Arapaima gigas sebagai spesies invasif harus dieradikasi, karena apabila tidak akan menjadi ancaman yang lebih besar terhadap lingkungan barunya. Selain kasus ini, banyak lagi ancaman invasif baik dari golongan hewan maupun tumbuhan. Oleh karena itu, biosecurity harus ditingkatkan lagi di titik-titik masuk negara Indonesia untuk mencegah mereka masuk.
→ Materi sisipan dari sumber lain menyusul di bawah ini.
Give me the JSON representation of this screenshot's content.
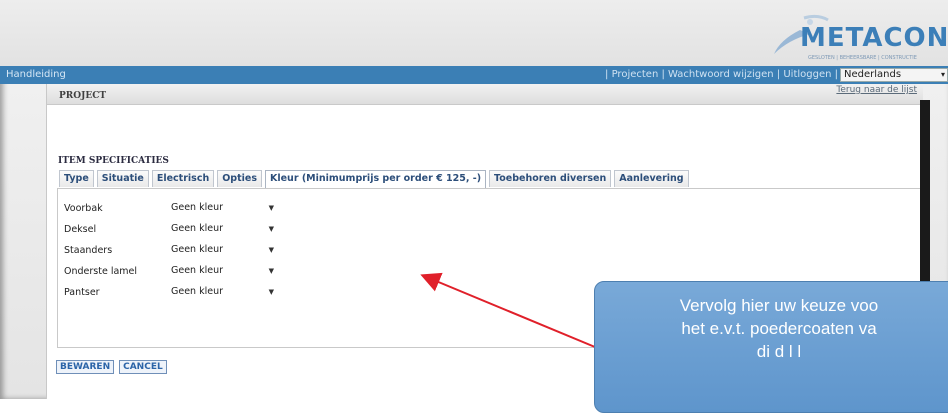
{
  "header": {
    "logo_text": "METACON",
    "logo_subtext": "GESLOTEN | BEHEERSBARE | CONSTRUCTIE"
  },
  "nav": {
    "left_link": "Handleiding",
    "right_links": "| Projecten | Wachtwoord wijzigen | Uitloggen |",
    "language": "Nederlands"
  },
  "panel": {
    "title": "PROJECT",
    "back_link": "Terug naar de lijst",
    "section_title": "ITEM SPECIFICATIES"
  },
  "tabs": [
    {
      "label": "Type"
    },
    {
      "label": "Situatie"
    },
    {
      "label": "Electrisch"
    },
    {
      "label": "Opties"
    },
    {
      "label": "Kleur (Minimumprijs per order € 125, -)",
      "active": true
    },
    {
      "label": "Toebehoren diversen"
    },
    {
      "label": "Aanlevering"
    }
  ],
  "form": {
    "rows": [
      {
        "label": "Voorbak",
        "value": "Geen kleur"
      },
      {
        "label": "Deksel",
        "value": "Geen kleur"
      },
      {
        "label": "Staanders",
        "value": "Geen kleur"
      },
      {
        "label": "Onderste lamel",
        "value": "Geen kleur"
      },
      {
        "label": "Pantser",
        "value": "Geen kleur"
      }
    ]
  },
  "buttons": {
    "save": "BEWAREN",
    "cancel": "CANCEL"
  },
  "callout": {
    "line1": "Vervolg hier uw keuze voo",
    "line2": "het e.v.t. poedercoaten va",
    "line3": "di                    d  l     l"
  },
  "colors": {
    "nav_bar": "#3b7fb5",
    "tab_text": "#2c4e7a",
    "callout_fill": "#6a9fd2",
    "arrow": "#e0202a"
  }
}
Demikian mengemuka saat diskusi Pojok Iklim di Kementerian Lingkungan Hidup dan Kehutanan, Rabu (11/7/2018). Pojok Iklim adalah forum multi pihak untuk berbagi pembelajaran dan praktik terbaik dalam adaptasi dan mitigasi perubahan iklim. Diskusi kali ini dipimpin Direktur Konservasi Keanekaragaman Hayati, Ibu Indra Exploitasia, dan turut dihadiri Ibu Laksmi Dhewanthi, Staf Ahli Menteri Perindustrian dan Perdagangan Internasional.
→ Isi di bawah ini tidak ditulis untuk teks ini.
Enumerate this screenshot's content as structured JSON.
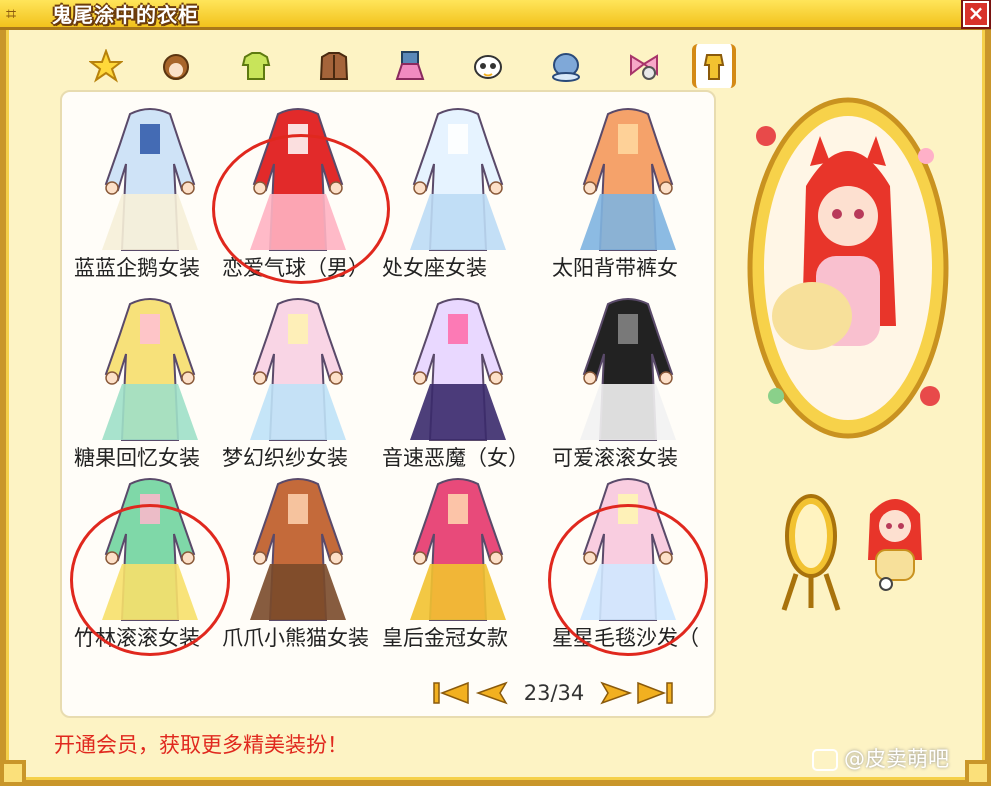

Peneliti Badan Litbang dan Inovasi Kementerian LHK (BLI KLHK), ibu Titiek Setyawati menuturkan, ikan A. gigas dapat tumbuh besar hingga 3 meter panjangnya, memiliki rahang seperti buaya, dan sebenarnya sudah lama terintroduksi di Indonesia. “Dahulu pernah ada di Sungai Ciliwung dan Batam. Bahayanya, ikan ini dapat menyerang dan menelan orang,†ujar Ibu Titiek. Kasus yang terbaru adalah pelepasan Arapaima ke Sungai Brantas. Mengejutkannya, diketahui ada pengoleksi yang memelihara ikan ini sampai dengan 30 ekor banyaknya. Padahal spesies ini sudah dilarang masuk ke Indonesia berdasarkan permen KKP No. 41 tahun 2014.
Bahaya dari spesies invasif adalah dengan diintroduksinya ke lingkungan baru, ikan Arapaima akan memakan ikan lain dari diet biasa di daerah asalnya (Amazon). Hal ini dapat mengakibatkan spesies berubah ke arah yang tidak bisa ditentukan. Perubahan iklim yang bersifat compounded alias saling memperparah dengan spesies invasif, contohnya saja Arapaima yang dalam kelembapan harusnya berbeda dengan Brazil masih bisa bertahan di Indonesia. Maka dari itu dari sekarang BKIPM (Badan Karantina Ikan, Pengendalian Mutu) perlu mengeradikasi sampai bibit spesies ini.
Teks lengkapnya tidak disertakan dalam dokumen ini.